If you're looking for a platform to accelerate ML model deployment and lower infrastructure costs, TrueFoundry is a good choice. It speeds up ML and LLM development and deployment so you can get to market faster and save up to 30-40% on costs. With features like one-click model deployment, cost optimization, and support for both cloud and on-premise environments, TrueFoundry empowers data scientists and engineers to focus on delivering value without worrying about infrastructure.
Another good option is Together, a cloud platform for fast and efficient development and deployment of generative AI models. It's a cost-effective way to get to enterprise scale with optimizations like Cocktail SGD and FlashAttention 2, and scalable inference to handle high traffic. The platform supports many AI tasks and models, and offers big cost savings, up to 117x compared to AWS and 4x compared to other suppliers.

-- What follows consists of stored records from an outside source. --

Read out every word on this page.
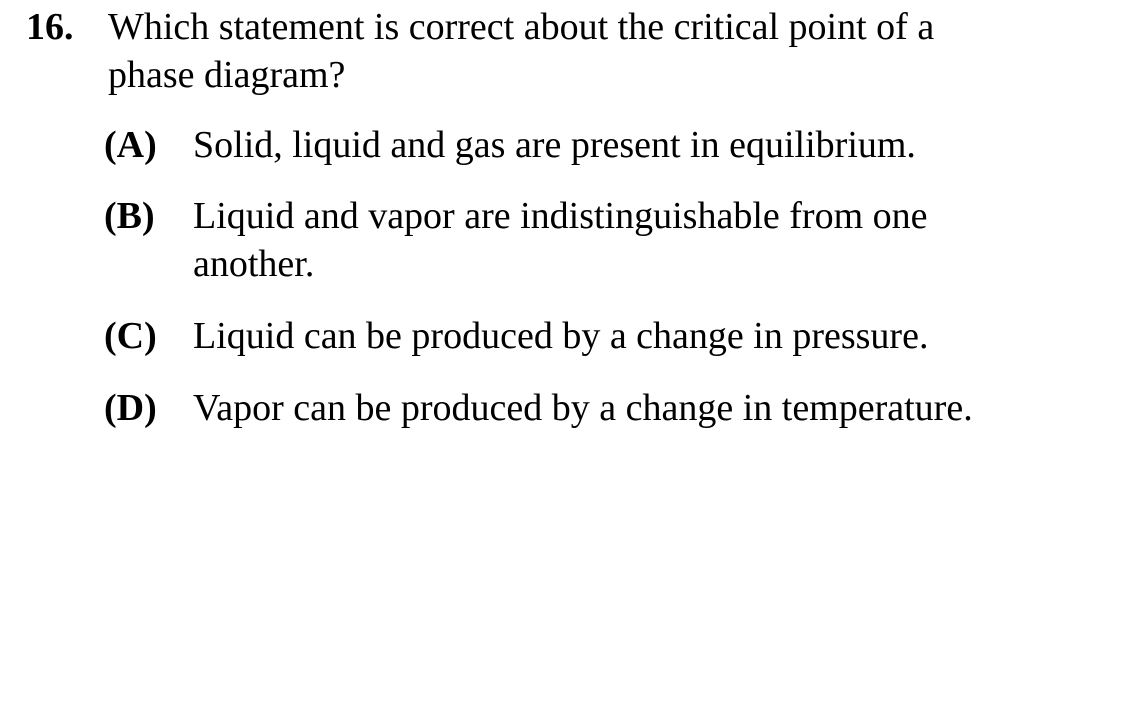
16. Which statement is correct about the critical point of a
phase diagram?
(A) Solid, liquid and gas are present in equilibrium.
(B) Liquid and vapor are indistinguishable from one
another.
(C) Liquid can be produced by a change in pressure.
(D) Vapor can be produced by a change in temperature.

MLflow is an open-source, end-to-end MLOps platform that simplifies the development and deployment of machine learning applications. It's a single environment for managing the entire lifecycle of ML projects, including experiment tracking, model management, and support for popular deep learning libraries. MLflow's free and open-source nature makes it a good option for improving collaboration, transparency and efficiency in ML workflows.
For a platform that supports both traditional and generative AI models, check out Anyscale. Built on the open-source Ray framework, Anyscale offers the highest performance and efficiency with features like workload scheduling, smart instance management, and GPU and CPU fractioning. It supports integrations with popular IDEs and offers a free tier with flexible pricing, making it a good option for large-scale AI applications with big cost savings.